Saturday, June 7, 2008

Exporting Urban Tax Base

Wow. Milwaukee Wisconsin is in an abusive marriage. They are a member of a regional planning agency that has 7 counties, of which three people from each county are representatives. There are no representatives from the city itself which provides 1/3 of the agencies operating budget. This agency, the SEWRPC, is in charge of land use and transportation planning for the counties.

The City of Milwaukee has 100,000 more residents than the combined populations of a majority of SEWRPC counties - Kenosha, Walworth, Washington and Ozaukee - but has zero seats on the commission.

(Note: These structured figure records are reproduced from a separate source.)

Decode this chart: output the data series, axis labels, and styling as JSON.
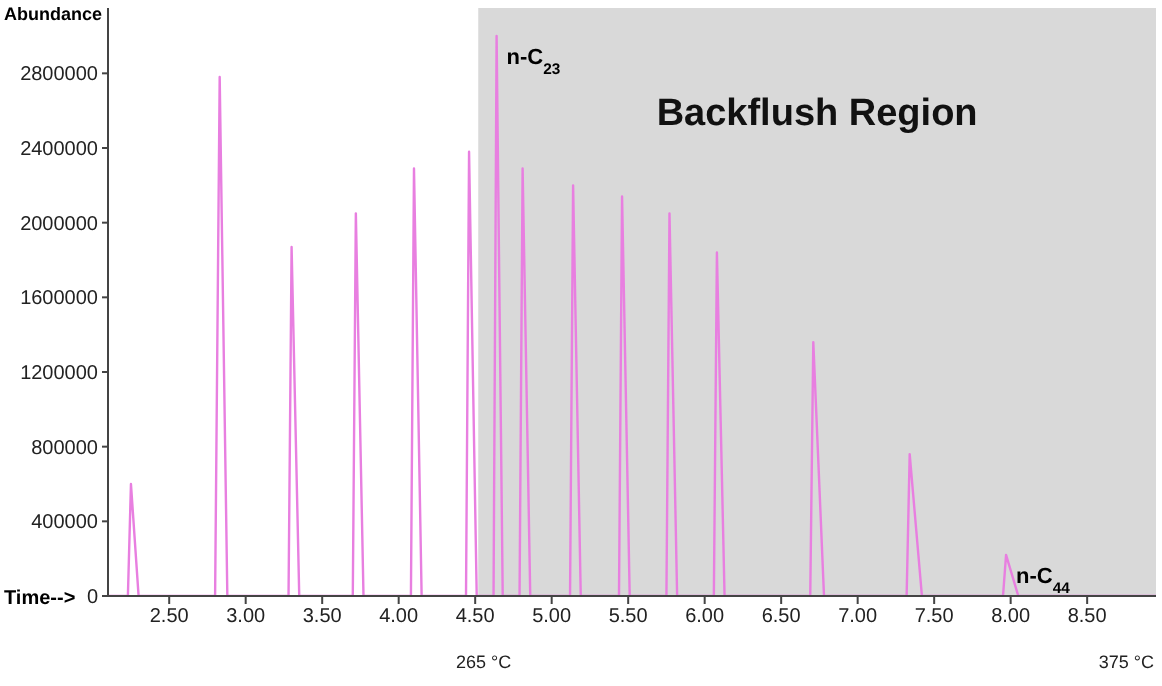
{
  "chart_data": {
    "type": "line",
    "ylabel": "Abundance",
    "xlabel": "Time-->",
    "x": [
      2.1,
      2.23,
      2.25,
      2.3,
      2.8,
      2.83,
      2.88,
      3.28,
      3.3,
      3.35,
      3.7,
      3.72,
      3.77,
      4.08,
      4.1,
      4.15,
      4.44,
      4.46,
      4.51,
      4.62,
      4.64,
      4.68,
      4.79,
      4.81,
      4.86,
      5.12,
      5.14,
      5.19,
      5.44,
      5.46,
      5.51,
      5.75,
      5.77,
      5.82,
      6.06,
      6.08,
      6.13,
      6.69,
      6.71,
      6.78,
      7.32,
      7.34,
      7.42,
      7.95,
      7.97,
      8.05,
      8.95
    ],
    "series": [
      {
        "color": "#e87fe0",
        "values": [
          0,
          0,
          600000,
          0,
          0,
          2780000,
          0,
          0,
          1870000,
          0,
          0,
          2050000,
          0,
          0,
          2290000,
          0,
          0,
          2380000,
          0,
          0,
          3000000,
          0,
          0,
          2290000,
          0,
          0,
          2200000,
          0,
          0,
          2140000,
          0,
          0,
          2050000,
          0,
          0,
          1840000,
          0,
          0,
          1360000,
          0,
          0,
          760000,
          0,
          0,
          220000,
          0,
          0
        ]
      }
    ],
    "xlim": [
      2.1,
      8.95
    ],
    "xticks": [
      {
        "value": 2.5,
        "label": "2.50"
      },
      {
        "value": 3,
        "label": "3.00"
      },
      {
        "value": 3.5,
        "label": "3.50"
      },
      {
        "value": 4,
        "label": "4.00"
      },
      {
        "value": 4.5,
        "label": "4.50"
      },
      {
        "value": 5,
        "label": "5.00"
      },
      {
        "value": 5.5,
        "label": "5.50"
      },
      {
        "value": 6,
        "label": "6.00"
      },
      {
        "value": 6.5,
        "label": "6.50"
      },
      {
        "value": 7,
        "label": "7.00"
      },
      {
        "value": 7.5,
        "label": "7.50"
      },
      {
        "value": 8,
        "label": "8.00"
      },
      {
        "value": 8.5,
        "label": "8.50"
      }
    ],
    "ylim": [
      0,
      3150000
    ],
    "yticks": [
      0,
      400000,
      800000,
      1200000,
      1600000,
      2000000,
      2400000,
      2800000
    ],
    "bands": [
      {
        "axis": "x",
        "from": 4.52,
        "to": 8.95,
        "label": "Backflush Region",
        "color": "#d9d9d9"
      }
    ],
    "annotations": [
      {
        "text": "n-C$_{23}$",
        "x": 4.64,
        "y": 3000000
      },
      {
        "text": "n-C$_{44}$",
        "x": 7.97,
        "y": 220000
      },
      "265 °C",
      "375 °C"
    ],
    "marker": "none",
    "line_style": "solid"
  }
}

Yet Milwaukee County pays the largest share of SEWRPC's operating budget that is collected from the seven counties' annual property tax levies - more than 33%, or $834,000 of $2,370,000 for 2007, records show.

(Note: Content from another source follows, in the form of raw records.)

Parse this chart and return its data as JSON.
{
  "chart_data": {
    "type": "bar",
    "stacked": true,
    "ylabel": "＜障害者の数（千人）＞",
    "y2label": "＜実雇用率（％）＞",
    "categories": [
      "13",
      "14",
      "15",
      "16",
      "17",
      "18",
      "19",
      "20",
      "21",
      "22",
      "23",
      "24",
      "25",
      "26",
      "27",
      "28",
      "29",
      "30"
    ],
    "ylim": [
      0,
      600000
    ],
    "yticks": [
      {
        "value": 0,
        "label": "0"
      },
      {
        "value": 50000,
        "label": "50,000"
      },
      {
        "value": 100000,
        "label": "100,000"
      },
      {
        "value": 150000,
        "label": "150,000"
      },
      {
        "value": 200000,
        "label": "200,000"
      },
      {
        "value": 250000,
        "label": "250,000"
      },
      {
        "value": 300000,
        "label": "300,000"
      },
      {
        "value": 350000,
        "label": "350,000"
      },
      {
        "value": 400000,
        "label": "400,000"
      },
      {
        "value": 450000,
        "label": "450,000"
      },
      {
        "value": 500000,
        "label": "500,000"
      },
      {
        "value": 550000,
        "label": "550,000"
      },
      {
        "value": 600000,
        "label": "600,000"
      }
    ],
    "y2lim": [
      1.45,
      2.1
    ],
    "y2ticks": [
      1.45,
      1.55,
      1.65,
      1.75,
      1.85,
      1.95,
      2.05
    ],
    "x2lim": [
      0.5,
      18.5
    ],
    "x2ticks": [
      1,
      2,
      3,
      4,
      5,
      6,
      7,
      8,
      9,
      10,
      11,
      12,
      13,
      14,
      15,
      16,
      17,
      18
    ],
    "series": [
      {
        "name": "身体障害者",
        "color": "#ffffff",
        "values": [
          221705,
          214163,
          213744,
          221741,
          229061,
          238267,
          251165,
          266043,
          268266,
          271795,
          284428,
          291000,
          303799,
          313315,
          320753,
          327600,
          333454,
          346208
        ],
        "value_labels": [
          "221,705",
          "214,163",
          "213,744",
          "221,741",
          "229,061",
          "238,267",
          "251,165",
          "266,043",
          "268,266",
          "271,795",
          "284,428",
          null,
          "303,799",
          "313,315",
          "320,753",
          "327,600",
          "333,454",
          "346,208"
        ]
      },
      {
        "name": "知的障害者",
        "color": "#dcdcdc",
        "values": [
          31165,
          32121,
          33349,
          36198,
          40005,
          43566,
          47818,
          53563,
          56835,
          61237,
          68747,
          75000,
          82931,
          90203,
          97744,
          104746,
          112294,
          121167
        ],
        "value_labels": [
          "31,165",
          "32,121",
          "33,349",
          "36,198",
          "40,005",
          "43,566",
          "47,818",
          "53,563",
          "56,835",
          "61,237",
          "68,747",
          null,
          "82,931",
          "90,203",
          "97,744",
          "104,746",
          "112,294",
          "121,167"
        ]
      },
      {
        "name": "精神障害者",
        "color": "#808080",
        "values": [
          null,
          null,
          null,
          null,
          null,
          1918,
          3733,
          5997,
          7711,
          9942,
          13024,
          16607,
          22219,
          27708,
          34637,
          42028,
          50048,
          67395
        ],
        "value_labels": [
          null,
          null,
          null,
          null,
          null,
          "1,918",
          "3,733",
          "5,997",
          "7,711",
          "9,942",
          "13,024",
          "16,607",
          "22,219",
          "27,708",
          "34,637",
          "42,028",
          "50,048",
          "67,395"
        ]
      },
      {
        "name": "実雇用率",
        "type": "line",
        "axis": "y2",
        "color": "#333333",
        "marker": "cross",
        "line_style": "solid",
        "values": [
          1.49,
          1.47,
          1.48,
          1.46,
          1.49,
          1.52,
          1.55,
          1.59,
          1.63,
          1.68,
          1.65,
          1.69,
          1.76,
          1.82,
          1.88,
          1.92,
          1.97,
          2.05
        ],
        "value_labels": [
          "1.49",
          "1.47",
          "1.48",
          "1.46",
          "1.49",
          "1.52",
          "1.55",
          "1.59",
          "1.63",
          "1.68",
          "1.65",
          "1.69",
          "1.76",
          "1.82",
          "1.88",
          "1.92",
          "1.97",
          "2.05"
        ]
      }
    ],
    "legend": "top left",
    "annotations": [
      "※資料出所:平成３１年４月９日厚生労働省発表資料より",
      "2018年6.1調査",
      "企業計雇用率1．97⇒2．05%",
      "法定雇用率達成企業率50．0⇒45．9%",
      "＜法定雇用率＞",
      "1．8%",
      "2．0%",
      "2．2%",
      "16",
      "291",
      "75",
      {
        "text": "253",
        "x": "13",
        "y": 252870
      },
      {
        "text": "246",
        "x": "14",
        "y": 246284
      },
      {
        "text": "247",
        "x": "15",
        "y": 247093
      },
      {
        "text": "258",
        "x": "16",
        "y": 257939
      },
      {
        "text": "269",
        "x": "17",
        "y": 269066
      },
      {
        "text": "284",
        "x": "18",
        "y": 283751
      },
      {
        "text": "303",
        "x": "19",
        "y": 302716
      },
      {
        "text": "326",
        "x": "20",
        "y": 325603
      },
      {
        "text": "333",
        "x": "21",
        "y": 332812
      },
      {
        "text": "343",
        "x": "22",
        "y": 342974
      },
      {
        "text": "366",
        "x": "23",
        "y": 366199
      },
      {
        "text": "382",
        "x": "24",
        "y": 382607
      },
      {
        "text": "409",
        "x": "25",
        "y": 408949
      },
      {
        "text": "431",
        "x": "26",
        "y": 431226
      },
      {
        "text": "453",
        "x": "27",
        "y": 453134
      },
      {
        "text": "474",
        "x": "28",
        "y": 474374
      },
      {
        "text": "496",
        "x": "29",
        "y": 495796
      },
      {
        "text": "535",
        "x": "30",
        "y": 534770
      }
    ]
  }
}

Funny then how this happens...

Little wonder, then, that a major SEWRPC activity in this decade has been the creation of a $6.5 billion regional transportation plan that does not contain a single penny for any transit upgrade or initiative.

The plan is about to launch, over the City of Milwaukee's formal objection, a $1.9 billion, eight-year project segment including a new fourth I-94 lane from Milwaukee to Illinois. The plan deliberately omits a commuter rail plan that is available for the same corridor.

Even though gasoline has broken the $4-per-gallon barrier and demand for transit is up, neither the state nor SEWRPC will revisit the plan, its assumptions, spending and goals. That's not planning. That's denial.

So this is what happens when you give suburban jurisdictions control of the transportation funding that is regional in nature. No wonder they can't get the KRM line built or a reasonable transit network. They are always getting bad planning advice and have no funding clout.

5 comments:

Nick said...

I get the feeling sometimes things might work better if transportation funding were more local.

Counties are an arbitrary unit, but just suppose we made them self-sufficient: that is, every county figures out it's own transportation plan, and figures out for itself how to pay for it--no cycling $$ through the federal or state government, no "regional planning boards" to divvy up cash; basically, if a county wants anything built, whether it's roads or transit, tax yourself and pay for it.

Places smart enough to invest in transit would benefit, places that want to keep flushing cash down the freeway widening toilet would be free to do so.

The quality of both types of projects would benefit too (not all transit projects are good, not all road projects are bad!)--people are just a lot more careful when they're spending their own money!

crzwdjk said...

The problem with planning strictly on the county level is that you get each county having an independent transit system, and little connectivity between them. Kind of like the Bay Area, actually.

Nick said...

We kind of get the worst of both scenarios in the Bay Area--we have a regional board, the MTC, that divvies up cash politically, but doesn't have the teeth or guts to make all our different agencies work together.

So here in San Mateo County, the biggest transit investment "we" have gotten lately, or are likely to get for a long time, is the BART extension to SFO--which doesn't actually do us much good at all, it's just to get people in SF and the East Bay to an airport that happens to be in our county. But to add insult to injury, if I ride CalTrain to connect with BART to go to the airport, I don't even get a free transfer--I got buy an extra ticket for the privilege of riding two miles from the "intermodal station" to the airport.

Dave said...

Oh yea it is a mess here in Milwaukee with such a suburban focus. No rail component but Billions (the $1.9 I94 project is just one example) and Billions for new and improved freeways.

It's a shame. Milwaukee, WI is actually a great city but this suburban rift holds in back from really moving forward.

Nick said...

So what would happen if Milwaukee County just up and withdrew from the regional board?

The Feds demand a regional authority for regional transportation projects--and you really can't have an authority like that if you don't include the urban core.

So if Milwaukee really feels they're getting totally shafted, they can at least use the threat of messing up the gravy train for the suburbs as leverage.